Lesson 36-Multiantional companies and foreign direct investments Flashcards
(8 cards)
Define FDI’s
This refers to the inflow of foreign currency to a nation.
What are the methods used by a govt to encourage FDI’s and MNC’s
- Tax concessions
- Subsidies
- Invest in own infrastructure
- Education and training of the workforce
- Reducing administrative red tape and bureaucracy
Define development aid
This is money given in the form of loans and grants to developing countries by developed countries to be spent on areas such as infrastructure, education and training programs and developments in technology.
What is the difference between grants and loans
Grants do not have to be repaid unlike loans that have to be paid back and interest does not have to be paid either for grants unlike loans.
Define MNC’s
These are organizations that produce and sell products in more than one country.
3 reasons for the existence of MNC’s
1.Economies of scale- These organizations operate on a large scale which enables them to exploit the benefits of EOS hence have access to cheap resources
2. Marketing- Large organizations can afford to use heavy advertising campaigns and promotions to achieve brand loyalty
3. Financial superiority- Large organizations can afford to invest enormous sums of money on R and D. The make huge profits that gives them a competitive advantages over smaller firms. They have the resources to take risks and invest on the most taleneted people.

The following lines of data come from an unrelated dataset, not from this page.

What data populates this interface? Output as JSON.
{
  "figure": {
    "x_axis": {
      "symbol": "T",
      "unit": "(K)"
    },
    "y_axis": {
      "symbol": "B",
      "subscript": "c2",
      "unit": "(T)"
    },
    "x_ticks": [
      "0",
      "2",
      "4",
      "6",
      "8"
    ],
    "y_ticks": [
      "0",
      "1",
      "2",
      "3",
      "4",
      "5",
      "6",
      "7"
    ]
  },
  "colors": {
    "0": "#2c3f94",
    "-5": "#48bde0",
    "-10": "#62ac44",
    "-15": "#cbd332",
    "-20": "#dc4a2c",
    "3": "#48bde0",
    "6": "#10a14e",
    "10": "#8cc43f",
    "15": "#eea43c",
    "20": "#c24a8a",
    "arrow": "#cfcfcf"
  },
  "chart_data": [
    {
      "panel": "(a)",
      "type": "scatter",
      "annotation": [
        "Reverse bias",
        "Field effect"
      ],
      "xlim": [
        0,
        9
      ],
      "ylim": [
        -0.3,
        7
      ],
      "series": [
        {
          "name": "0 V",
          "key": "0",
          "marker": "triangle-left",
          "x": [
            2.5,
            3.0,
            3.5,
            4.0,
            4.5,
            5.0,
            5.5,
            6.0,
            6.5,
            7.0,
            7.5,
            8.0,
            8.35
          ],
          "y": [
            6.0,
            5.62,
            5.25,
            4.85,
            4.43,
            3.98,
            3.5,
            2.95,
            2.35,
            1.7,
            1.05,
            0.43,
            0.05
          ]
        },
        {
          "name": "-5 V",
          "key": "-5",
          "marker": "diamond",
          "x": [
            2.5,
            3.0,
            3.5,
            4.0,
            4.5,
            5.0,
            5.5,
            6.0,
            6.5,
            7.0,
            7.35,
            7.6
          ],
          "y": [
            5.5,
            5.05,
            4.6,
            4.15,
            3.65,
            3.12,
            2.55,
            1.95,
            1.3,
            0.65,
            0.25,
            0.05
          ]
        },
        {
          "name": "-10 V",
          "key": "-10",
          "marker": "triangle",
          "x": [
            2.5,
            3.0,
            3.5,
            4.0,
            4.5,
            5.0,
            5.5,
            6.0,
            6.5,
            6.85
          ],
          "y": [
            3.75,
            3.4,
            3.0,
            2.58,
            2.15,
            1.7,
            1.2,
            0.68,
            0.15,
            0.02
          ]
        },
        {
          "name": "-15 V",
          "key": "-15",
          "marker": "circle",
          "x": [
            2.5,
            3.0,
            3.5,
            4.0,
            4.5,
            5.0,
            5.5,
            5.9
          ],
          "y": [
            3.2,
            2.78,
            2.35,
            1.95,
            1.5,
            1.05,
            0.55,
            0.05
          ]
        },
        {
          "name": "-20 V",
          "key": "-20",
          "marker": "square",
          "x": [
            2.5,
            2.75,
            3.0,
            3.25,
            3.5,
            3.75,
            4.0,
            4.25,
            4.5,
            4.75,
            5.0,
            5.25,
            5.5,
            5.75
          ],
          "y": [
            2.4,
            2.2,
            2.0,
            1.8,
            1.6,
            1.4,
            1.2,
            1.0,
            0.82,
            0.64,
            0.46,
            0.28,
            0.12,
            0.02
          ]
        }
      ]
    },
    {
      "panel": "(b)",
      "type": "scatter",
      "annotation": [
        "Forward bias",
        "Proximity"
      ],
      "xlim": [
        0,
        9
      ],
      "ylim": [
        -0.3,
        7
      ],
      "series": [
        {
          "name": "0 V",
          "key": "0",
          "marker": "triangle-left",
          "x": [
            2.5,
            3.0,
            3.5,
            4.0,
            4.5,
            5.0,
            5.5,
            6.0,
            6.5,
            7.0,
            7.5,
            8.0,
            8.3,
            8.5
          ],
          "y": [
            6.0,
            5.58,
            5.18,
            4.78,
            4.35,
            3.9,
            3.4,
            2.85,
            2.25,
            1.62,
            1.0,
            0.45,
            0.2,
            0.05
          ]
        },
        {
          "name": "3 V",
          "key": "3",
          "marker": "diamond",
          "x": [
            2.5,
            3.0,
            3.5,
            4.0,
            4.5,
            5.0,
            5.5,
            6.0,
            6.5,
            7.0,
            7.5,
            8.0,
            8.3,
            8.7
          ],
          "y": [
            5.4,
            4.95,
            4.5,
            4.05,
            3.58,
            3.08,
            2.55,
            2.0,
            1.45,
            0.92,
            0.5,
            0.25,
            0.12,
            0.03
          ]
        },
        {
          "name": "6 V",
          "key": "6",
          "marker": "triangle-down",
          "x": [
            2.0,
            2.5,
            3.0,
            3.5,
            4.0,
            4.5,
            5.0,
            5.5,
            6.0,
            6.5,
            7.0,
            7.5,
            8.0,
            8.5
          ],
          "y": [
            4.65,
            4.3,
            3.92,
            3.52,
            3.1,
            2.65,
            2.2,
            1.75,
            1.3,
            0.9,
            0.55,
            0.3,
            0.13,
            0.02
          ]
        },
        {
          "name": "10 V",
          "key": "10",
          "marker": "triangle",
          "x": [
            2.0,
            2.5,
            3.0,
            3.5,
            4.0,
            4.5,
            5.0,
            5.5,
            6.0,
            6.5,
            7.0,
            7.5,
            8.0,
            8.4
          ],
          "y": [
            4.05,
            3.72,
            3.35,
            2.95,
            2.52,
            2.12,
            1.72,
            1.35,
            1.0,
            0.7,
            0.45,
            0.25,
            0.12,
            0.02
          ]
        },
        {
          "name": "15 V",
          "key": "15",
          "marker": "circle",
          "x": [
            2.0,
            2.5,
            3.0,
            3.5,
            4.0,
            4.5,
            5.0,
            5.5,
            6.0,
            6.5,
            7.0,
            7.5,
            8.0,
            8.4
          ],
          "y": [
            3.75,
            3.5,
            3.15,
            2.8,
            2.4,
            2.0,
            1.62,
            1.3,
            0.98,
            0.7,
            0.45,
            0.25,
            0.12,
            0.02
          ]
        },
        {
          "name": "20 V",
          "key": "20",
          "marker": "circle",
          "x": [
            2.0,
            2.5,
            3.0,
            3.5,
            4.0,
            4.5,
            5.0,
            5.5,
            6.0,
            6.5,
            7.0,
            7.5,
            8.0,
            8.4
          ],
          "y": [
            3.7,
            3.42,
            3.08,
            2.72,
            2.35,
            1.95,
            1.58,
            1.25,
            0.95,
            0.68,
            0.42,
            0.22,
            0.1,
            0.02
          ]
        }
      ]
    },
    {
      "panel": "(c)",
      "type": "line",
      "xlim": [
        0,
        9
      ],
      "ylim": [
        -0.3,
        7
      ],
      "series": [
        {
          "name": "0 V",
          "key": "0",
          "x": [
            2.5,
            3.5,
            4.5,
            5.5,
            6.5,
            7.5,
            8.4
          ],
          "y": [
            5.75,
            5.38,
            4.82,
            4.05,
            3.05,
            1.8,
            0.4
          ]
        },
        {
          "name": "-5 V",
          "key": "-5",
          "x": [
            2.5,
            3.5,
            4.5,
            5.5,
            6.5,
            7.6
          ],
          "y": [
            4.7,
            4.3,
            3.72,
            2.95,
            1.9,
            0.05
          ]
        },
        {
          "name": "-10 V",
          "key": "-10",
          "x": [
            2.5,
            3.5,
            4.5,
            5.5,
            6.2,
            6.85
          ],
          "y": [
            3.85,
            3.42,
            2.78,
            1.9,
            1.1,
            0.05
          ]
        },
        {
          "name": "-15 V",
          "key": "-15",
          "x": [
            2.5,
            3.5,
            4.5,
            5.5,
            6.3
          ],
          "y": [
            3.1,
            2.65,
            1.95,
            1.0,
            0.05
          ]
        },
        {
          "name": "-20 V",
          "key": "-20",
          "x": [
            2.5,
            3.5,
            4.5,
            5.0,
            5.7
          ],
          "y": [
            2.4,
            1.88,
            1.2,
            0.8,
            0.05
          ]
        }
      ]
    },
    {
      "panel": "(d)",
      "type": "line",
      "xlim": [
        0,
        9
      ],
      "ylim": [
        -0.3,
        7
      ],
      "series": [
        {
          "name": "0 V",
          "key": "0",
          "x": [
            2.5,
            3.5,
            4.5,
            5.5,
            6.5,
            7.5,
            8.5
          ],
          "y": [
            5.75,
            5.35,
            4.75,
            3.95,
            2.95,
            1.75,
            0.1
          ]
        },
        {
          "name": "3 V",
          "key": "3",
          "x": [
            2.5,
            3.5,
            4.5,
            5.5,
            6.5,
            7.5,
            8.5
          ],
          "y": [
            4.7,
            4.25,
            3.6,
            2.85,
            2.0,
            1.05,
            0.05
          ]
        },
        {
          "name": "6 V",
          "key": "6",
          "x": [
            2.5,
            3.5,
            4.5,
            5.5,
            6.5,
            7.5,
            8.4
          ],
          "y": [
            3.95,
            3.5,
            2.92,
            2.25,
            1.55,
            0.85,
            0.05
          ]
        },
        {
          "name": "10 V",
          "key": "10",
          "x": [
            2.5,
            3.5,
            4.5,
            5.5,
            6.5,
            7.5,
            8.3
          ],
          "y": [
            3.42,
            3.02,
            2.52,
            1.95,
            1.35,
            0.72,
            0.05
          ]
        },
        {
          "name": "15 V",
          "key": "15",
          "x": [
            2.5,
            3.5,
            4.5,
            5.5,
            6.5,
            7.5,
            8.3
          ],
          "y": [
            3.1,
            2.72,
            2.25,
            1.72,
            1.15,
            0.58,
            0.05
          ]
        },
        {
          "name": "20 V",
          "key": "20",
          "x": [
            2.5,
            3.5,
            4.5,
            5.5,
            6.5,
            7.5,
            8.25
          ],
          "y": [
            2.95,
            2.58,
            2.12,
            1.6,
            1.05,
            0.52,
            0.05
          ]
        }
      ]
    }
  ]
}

State 5 advantages of MNC’s
- The reputation and image that MNC’s portray indicates they are able to obtain a very high level of brand loyalty as they are able to spend heavily on advertising and promotions.
- They are able to obtain cheap raw materials and labor as a result can lower their cost of production which gives them an edge over rivals in the form of lower prices.
- MNC’s are encourages tp set up by certain govts of countries in the from of tax reliefs and concessions.
4.Since they are very large organizations they import modern technology to a country - MNC’s enable a govt to benefit from an increase in tax revenues when they make a profit which can be sued to improve infrastructure and provide better public and merit goods
4 disadvantages of MNC’s
- Infant industries may be wiped out as they have not achieved their minimum efficient scale thus will have high prices thus will not be able to survive the competition.
- MNC’s are in a position to influence certain decisions made by a govt of a country such as higher taxes or interest rates by threatening them of shutting down the business.